Les ennemis des travailleurs canadiens ne sont pas les travailleurs du Mexique, des États-Unis et d’ailleurs. Leurs ennemis, ce sont les multinationales de l’automobile et les banquiers de Wall Street et de Bay Street.

Les responsables d’Unifor cherchent à faire taire toute opposition et à présenter comme un manque de loyauté toute opposition à leur collaboration avec la direction. S'ils veulent remporter cette lutte, les travailleurs doivent retirer des mains d’Unifor la direction de la conduite de cette grève. 

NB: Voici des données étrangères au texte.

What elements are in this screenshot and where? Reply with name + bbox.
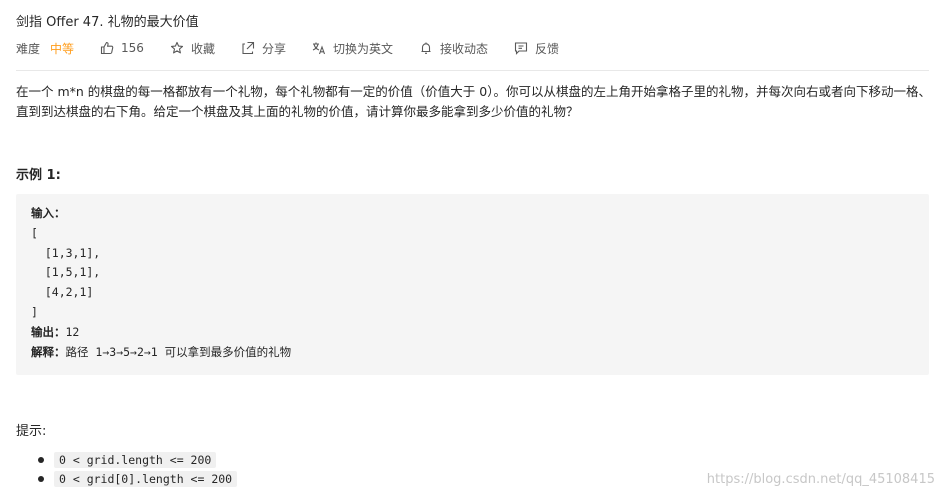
share-button[interactable]: 分享	[241, 40, 286, 57]
input-line: ]	[31, 304, 38, 319]
input-line: [1,3,1],	[31, 245, 101, 260]
switch-language-button[interactable]: 切换为英文	[312, 40, 393, 57]
input-line: [	[31, 225, 38, 240]
example-title: 示例 1:	[16, 168, 61, 183]
bullet-icon	[38, 476, 44, 482]
subscribe-label: 接收动态	[439, 41, 488, 56]
problem-description: 在一个 m*n 的棋盘的每一格都放有一个礼物，每个礼物都有一定的价值（价值大于 …	[16, 84, 931, 119]
constraints-list: 0 < grid.length <= 200 0 < grid[0].lengt…	[16, 450, 238, 488]
bell-icon	[419, 41, 433, 55]
list-item: 0 < grid.length <= 200	[16, 450, 237, 469]
switch-language-label: 切换为英文	[332, 41, 393, 56]
star-icon	[170, 41, 184, 55]
example-block: 输入： [ [1,3,1], [1,5,1], [4,2,1] ] 输出：12 …	[16, 194, 929, 375]
explain-label: 解释：	[31, 344, 66, 359]
constraint-text: 0 < grid[0].length <= 200	[54, 470, 238, 487]
like-button[interactable]: 156	[100, 41, 144, 55]
output-label: 输出：	[31, 324, 66, 339]
input-line: [4,2,1]	[31, 285, 94, 300]
explain-value: 路径 1→3→5→2→1 可以拿到最多价值的礼物	[65, 344, 292, 359]
input-label: 输入：	[31, 206, 66, 220]
hints-title: 提示:	[16, 424, 47, 439]
list-item: 0 < grid[0].length <= 200	[16, 469, 238, 488]
feedback-icon	[514, 41, 528, 55]
header-divider	[16, 70, 929, 71]
feedback-label: 反馈	[535, 41, 560, 56]
like-count: 156	[121, 41, 144, 55]
difficulty-badge: 中等	[50, 41, 75, 56]
difficulty-label: 难度	[16, 41, 41, 56]
translate-icon	[312, 41, 326, 55]
bullet-icon	[38, 457, 44, 463]
share-label: 分享	[261, 41, 286, 56]
input-line: [1,5,1],	[31, 265, 101, 280]
watermark-url: https://blog.csdn.net/qq_45108415	[706, 472, 935, 487]
favorite-label: 收藏	[190, 41, 215, 56]
favorite-button[interactable]: 收藏	[170, 40, 215, 57]
thumbs-up-icon	[100, 41, 114, 55]
share-icon	[241, 41, 255, 55]
problem-meta-bar: 难度 中等 156 收藏 分享 切换为英文 接收动态 反馈	[16, 39, 585, 57]
constraint-text: 0 < grid.length <= 200	[54, 451, 217, 468]
feedback-button[interactable]: 反馈	[514, 40, 559, 57]
output-value: 12	[65, 324, 80, 339]
subscribe-button[interactable]: 接收动态	[419, 40, 488, 57]
problem-title: 剑指 Offer 47. 礼物的最大价值	[16, 15, 199, 30]
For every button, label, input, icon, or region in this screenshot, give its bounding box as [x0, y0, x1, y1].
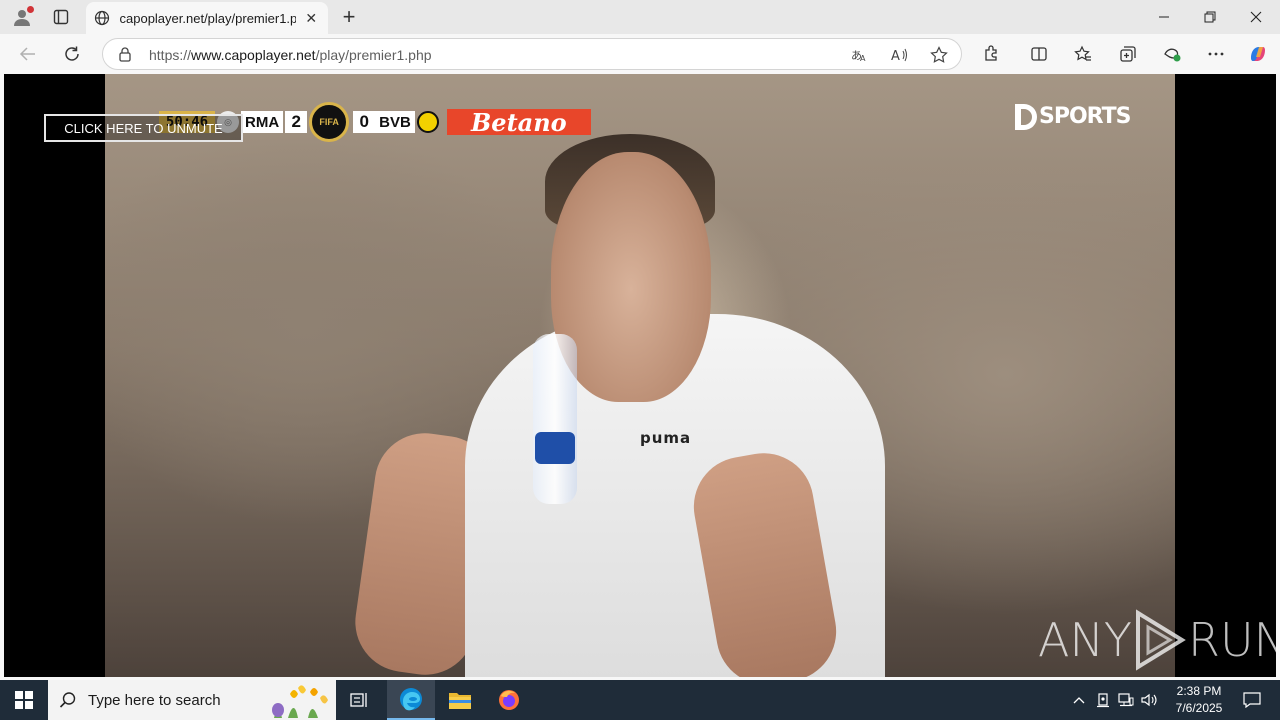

Le Bulletin d’information des travailleurs de l’automobile du WSWS exhorte les travailleurs de CAMI à élire des comités de la base, menés par les grévistes les plus militants et les plus dévoués. Ces comités doivent formuler leurs propres exigences – comprenant le réengagement de tous les travailleurs licenciés, l’élimination du système de salaires et d’avantages multiniveaux détesté et la fin de l’imposition forcée des heures supplémentaires – et réclamer une augmentation de salaire immédiate de 30 pour cent.

Les travailleurs doivent bloquer tout effort pour mettre fin à la grève et imposer une entente de trahison, et lutter pour étendre leur lutte à toute l’industrie automobile canadienne, américaine et mexicaine.

La lutte industrielle de la classe ouvrière doit être combinée à une nouvelle stratégie politique, comprenant la rupture avec tous les partis capitalistes et la construction d’un mouvement politique socialiste de masse pour transformer les grandes sociétés automobiles et les banques en entreprises publiques et réorganiser l’économie pour satisfaire aux besoins des gens et non la course aux profits privés. 

Le WSWS offre aux travailleurs de CAMI toute l’assistance possible dans cette bataille cruciale.